Neben einem Aufruf zum Energiesparen an Privathaushalte und Unternehmen werden zudem Szenarien vorbereitet, wie Deutschland auf einen möglichen Stopp russischer Gaslieferungen reagieren würde. Dabei geht es nicht zuletzt um die Priorisierung: Wem wird zuerst die Energiezufuhr abgedreht und welche Folgen hätte das konkret?

Inflation von 6,1 Prozent befürchtet

Bis zum Herbst hofft die Regierung, bereits deutlich unabhängiger von Russland aufgestellt zu sein, etwa durch anderweitige Lieferverträge. Doch sollte Putin seinerseits die Lieferungen kurzfristig einstellen, wäre dies ein schwerer Schlag für die deutsche Wirtschaftsentwicklung. Das Risiko, in diesem Fall in eine Rezession abzurutschen, stufen die Wirtschaftsweisen als hoch ein.

Eine alarmierende Prognose gab das Expertengremium auch im Hinblick auf die Inflationsrate ab: Hatte man zuvor lediglich mit einer Teuerung um 2,6 Prozent im laufenden Jahr gerechnet, gehen die Wirtschaftsweisen nun von einer Inflationsrate von 6,1 Prozent für 2022 aus und teilen damit die Einschätzung des Münchener Ifo-Instituts.

Inflation steigt im März auf höchsten Wert seit 40 Jahren

Tatsächlich lag die Inflation im März mit 7,3 Prozent in Deutschland so hoch wie seit 40 Jahren nicht mehr. Angetrieben wird sie vor allem durch die stark gestiegenen Energiepreise, die seit Beginn des Ukraine-Krieges noch einmal dramatisch in die Höhe geschnellt sind. Weil von höheren Energiepreisen aber auch zahlreiche Wirtschaftszweige betroffen sind, steigen auch die Preise für Konsumgüter und Nahrungsmittel – die reale Kaufkraft bricht immer stärker ein.

Das betrifft nicht nur deutsche Verbraucher. Für den gesamten Euroraum wird nach 5,9 Prozent Inflation im Februar nun für März ein Wert von 6,6 Prozent erwartet. Eigentlich verfolgt die Europäische Zentralbank (EZB) das langfristige Ziel einer Teuerungsrate von 2 Prozent, in Deutschland liegt sie nun zum elften Mal in Folge deutlich darüber.

Forderung nach Zinswende wird lauter: Wann handelt die EZB?
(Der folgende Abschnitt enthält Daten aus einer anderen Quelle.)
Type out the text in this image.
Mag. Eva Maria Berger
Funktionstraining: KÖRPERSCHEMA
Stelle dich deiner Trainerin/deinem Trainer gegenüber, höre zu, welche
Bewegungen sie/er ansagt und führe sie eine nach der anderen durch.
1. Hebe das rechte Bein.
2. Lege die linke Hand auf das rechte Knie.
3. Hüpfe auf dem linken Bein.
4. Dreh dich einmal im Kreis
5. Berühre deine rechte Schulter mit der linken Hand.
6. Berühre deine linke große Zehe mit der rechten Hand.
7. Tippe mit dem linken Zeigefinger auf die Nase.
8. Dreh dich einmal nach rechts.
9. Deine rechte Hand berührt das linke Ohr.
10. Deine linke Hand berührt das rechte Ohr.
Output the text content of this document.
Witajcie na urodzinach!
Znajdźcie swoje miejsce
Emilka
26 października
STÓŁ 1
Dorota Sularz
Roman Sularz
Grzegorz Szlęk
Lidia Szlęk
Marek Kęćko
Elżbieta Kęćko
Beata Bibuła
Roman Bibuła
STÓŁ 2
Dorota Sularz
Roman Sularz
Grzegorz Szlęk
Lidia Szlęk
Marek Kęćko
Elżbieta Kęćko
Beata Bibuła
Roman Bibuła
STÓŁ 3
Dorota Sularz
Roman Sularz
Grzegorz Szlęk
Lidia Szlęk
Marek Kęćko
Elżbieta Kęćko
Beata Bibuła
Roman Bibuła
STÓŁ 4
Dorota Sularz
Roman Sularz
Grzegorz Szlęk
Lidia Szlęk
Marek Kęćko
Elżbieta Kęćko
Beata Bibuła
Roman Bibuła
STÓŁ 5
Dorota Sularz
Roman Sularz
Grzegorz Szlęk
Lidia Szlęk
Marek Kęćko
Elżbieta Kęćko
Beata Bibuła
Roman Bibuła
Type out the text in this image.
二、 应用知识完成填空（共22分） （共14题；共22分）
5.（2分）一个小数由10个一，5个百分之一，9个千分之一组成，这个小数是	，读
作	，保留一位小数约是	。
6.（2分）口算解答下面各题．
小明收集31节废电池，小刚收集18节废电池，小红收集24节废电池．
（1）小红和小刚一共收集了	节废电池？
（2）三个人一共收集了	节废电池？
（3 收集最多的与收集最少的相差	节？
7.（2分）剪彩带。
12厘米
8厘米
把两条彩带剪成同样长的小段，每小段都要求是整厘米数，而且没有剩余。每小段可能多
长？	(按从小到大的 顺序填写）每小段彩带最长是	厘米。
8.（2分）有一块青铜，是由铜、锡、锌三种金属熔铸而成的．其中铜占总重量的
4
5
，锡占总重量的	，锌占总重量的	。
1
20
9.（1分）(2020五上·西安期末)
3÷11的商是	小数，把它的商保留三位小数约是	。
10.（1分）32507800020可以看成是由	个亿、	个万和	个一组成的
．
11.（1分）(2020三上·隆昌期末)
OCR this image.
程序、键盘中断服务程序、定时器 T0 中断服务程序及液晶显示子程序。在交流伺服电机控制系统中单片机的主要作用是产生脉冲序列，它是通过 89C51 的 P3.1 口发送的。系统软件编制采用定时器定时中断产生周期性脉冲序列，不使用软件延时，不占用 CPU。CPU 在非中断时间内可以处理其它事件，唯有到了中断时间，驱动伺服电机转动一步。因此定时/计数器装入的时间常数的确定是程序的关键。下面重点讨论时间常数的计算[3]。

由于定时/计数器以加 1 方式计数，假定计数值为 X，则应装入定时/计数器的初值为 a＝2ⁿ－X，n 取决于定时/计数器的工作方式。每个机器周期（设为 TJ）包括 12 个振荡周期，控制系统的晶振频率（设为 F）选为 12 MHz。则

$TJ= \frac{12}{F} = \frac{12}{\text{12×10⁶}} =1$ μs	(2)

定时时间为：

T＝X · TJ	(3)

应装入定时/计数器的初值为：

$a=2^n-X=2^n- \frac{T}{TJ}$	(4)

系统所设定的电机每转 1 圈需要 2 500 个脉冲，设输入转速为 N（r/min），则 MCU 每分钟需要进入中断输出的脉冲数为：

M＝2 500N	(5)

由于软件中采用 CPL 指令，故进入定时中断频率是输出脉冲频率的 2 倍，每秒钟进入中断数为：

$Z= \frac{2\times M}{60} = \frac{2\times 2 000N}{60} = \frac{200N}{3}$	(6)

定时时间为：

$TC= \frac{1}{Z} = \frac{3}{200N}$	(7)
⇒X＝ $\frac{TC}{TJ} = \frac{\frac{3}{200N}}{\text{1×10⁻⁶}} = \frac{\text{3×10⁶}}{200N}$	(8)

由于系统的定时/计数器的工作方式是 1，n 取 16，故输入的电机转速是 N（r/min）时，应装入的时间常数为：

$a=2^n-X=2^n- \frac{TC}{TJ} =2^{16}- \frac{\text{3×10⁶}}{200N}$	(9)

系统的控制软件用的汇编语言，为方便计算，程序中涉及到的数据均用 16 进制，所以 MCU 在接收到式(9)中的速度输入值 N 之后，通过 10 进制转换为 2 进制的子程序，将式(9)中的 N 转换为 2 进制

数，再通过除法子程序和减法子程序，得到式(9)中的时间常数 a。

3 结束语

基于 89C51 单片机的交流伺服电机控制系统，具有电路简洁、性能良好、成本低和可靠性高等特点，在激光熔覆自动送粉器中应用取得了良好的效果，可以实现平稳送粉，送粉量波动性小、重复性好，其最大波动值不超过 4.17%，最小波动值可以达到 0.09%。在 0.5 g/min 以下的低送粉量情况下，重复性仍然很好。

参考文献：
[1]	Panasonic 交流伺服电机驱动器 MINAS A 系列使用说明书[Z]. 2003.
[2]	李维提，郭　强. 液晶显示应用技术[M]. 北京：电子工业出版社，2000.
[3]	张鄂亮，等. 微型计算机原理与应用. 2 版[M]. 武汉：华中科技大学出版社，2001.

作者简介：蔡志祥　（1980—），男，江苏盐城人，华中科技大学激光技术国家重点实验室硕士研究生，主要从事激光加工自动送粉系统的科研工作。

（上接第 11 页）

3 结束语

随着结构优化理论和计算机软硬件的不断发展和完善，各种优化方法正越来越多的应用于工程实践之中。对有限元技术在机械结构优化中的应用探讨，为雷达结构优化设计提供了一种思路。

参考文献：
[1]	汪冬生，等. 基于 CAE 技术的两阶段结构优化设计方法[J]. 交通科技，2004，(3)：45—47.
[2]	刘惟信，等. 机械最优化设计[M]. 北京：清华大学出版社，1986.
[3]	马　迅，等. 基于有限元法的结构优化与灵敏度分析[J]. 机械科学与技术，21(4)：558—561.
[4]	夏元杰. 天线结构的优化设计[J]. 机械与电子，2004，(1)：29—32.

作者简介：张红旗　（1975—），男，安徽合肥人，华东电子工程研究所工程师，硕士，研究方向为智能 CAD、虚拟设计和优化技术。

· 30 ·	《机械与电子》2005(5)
Umso lauter werden die Forderungen aus verschiedenen Ländern der Währungsgemeinschaft, wonach die EZB nun endlich handeln solle. Eine Straffung der Geldpolitik wird angemahnt, eine zügige Zinswende, möglicherweise auch zwei Zinsschritte im laufenden Jahr wurden schon angeregt.

Im Gegensatz zur Federal Reserve – ihrem US-Pendant – gab sich die EZB in den vergangenen Monaten zurückhaltend, was eine Straffung der Geldpolitik oder gar eine Abkehr von der Nullzinspolitik angeht. Monatelang hatte man die steigenden Inflationsraten für ein vorübergehendes, eher kurzfristiges Phänomen gehalten.

Wirtschaftsweise warnen vor Lohn-Preis-Spirale

Spätestens mit dem Krieg in der Ukraine und seinen wirtschaftlichen Folgen dürfte nun aber auch in der EZB allmählich die Erkenntnis reifen, dass es angebracht wäre, mit geldpolitischen Mitteln einzuschreiten. Immerhin ist die Preisstabilisierung eine der wesentlichsten Kernaufgaben der Zentralbank.

Die Wirtschaftsweisen warnen in ihrer jüngsten Stellungnahme ausdrücklich vor einer möglichen Lohn-Preis-Spirale, sollte sich die Inflationsdynamik nicht bald entschärfen.